Since the consequences of detection False Negatives are high; the task should be **Recall centric**.

In [None]:
from sklearn.metrics import accuracy_score
from sklearn.metrics import roc_auc_score
from sklearn.metrics import plot_roc_curve
from sklearn.metrics import recall_score

print(accuracy_score(y_test, lg_predictions))
print(roc_auc_score(y_test, lg_predictions))

In [None]:
from sklearn.metrics import classification_report

print(classification_report(y_test, lg_predictions))

### Random Forest

In [None]:
from sklearn.ensemble import RandomForestClassifier
from sklearn.model_selection import GridSearchCV

param_grid = {'n_estimators': [400, 500, 600], 
              'max_leaf_nodes': [14, 15, 16]}
random_forest = RandomForestClassifier(n_jobs=-1)

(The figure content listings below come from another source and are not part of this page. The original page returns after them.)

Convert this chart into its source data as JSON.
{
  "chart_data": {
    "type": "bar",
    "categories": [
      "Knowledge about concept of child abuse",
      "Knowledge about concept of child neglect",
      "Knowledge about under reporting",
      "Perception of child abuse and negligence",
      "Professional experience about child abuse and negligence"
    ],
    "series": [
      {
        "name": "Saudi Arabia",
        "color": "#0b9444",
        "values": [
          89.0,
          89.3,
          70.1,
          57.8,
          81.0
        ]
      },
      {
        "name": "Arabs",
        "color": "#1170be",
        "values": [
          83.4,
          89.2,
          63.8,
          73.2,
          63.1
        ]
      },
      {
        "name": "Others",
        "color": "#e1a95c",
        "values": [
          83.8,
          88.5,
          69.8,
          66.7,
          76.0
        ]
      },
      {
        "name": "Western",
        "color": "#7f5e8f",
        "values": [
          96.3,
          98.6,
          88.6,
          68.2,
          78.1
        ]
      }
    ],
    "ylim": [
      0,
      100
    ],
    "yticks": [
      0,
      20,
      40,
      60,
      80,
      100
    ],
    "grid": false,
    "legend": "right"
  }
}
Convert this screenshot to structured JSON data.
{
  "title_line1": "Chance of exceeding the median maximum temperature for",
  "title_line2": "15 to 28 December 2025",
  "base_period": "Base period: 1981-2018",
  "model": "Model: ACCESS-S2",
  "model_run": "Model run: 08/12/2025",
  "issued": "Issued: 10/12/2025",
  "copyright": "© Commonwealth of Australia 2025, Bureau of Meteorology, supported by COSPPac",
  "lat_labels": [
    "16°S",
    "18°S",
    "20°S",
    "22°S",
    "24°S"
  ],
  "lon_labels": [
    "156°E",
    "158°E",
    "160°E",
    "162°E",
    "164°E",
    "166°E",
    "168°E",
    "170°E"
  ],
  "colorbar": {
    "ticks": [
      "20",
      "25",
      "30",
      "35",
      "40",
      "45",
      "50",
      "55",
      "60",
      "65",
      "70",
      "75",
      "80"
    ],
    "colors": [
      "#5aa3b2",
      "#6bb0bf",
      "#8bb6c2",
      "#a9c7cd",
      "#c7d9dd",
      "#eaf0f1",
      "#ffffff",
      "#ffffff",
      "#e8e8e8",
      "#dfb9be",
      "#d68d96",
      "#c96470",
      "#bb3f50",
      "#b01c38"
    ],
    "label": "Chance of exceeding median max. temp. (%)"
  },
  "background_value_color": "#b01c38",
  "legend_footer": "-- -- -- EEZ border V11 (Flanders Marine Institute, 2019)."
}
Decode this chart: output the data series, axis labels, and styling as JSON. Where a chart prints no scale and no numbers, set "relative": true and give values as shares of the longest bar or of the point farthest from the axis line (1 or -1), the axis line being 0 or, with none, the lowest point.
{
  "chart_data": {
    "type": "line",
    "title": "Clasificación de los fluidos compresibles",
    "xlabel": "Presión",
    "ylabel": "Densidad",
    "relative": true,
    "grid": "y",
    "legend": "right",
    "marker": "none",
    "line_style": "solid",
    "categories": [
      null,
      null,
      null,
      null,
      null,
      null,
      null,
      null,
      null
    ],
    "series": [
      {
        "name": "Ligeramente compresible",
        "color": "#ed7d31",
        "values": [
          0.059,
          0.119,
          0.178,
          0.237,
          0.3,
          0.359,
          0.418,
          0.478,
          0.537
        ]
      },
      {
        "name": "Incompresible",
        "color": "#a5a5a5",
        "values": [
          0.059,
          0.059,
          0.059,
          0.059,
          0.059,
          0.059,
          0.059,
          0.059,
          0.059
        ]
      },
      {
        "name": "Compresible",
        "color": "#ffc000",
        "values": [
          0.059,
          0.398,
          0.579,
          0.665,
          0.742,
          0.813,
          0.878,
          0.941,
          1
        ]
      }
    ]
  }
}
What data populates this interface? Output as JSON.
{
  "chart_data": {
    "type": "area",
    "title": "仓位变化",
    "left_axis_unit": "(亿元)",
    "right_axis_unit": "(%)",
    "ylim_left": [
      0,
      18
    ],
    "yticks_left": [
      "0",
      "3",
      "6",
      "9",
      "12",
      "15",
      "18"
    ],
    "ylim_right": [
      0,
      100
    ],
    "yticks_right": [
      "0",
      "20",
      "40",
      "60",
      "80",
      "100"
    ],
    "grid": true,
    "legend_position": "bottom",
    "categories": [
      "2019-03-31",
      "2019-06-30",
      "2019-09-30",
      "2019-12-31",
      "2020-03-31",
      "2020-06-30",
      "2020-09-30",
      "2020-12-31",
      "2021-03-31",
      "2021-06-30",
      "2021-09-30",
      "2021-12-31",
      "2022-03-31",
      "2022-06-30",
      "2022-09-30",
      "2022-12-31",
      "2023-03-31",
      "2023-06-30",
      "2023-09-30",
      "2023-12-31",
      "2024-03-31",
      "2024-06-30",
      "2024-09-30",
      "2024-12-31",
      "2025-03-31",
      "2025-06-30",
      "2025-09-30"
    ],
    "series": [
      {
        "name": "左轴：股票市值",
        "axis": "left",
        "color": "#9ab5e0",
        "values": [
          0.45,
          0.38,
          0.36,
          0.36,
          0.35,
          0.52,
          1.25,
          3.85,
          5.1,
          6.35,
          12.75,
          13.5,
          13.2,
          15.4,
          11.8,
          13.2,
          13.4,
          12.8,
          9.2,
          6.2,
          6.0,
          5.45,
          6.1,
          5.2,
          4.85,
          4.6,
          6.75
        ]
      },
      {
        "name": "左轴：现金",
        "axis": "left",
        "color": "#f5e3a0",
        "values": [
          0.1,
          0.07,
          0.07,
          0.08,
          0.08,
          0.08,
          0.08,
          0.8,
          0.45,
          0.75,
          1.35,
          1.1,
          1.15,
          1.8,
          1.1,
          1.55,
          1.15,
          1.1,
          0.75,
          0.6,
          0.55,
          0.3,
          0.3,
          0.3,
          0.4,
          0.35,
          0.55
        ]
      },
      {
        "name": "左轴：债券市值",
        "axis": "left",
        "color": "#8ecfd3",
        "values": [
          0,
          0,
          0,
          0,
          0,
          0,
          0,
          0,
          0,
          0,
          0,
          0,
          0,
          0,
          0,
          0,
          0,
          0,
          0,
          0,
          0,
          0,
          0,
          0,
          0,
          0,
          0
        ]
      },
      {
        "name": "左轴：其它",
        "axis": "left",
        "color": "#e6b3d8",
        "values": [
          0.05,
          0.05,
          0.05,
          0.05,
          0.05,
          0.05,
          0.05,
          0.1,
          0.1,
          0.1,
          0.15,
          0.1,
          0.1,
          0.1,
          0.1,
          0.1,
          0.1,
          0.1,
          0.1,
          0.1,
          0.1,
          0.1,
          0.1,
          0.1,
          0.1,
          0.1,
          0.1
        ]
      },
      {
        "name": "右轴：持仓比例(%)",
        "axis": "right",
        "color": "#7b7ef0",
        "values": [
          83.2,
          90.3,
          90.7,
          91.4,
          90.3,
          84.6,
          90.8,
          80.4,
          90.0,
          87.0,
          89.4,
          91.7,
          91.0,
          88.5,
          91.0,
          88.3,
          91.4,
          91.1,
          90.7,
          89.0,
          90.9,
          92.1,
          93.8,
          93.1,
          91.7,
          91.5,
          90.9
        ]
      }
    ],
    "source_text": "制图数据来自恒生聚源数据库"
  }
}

grid_search_rf = GridSearchCV(random_forest, 
                              param_grid=param_grid, 
                              cv=3,
                              scoring='recall',
                              return_train_score=True)
grid_search_rf.fit(X_train, y_train)
grid_search_rf.best_params_

In [None]:
print(classification_report(y_test, grid_search_rf.predict(X_test)))
print(recall_score(y_test, grid_search_rf.predict(X_test)))
print(roc_auc_score(y_test, grid_search_rf.predict_proba(X_test)[:, 1]))

This does seems to be reasonably acceptable Model. With roc_auc of 92% and recall of 81%.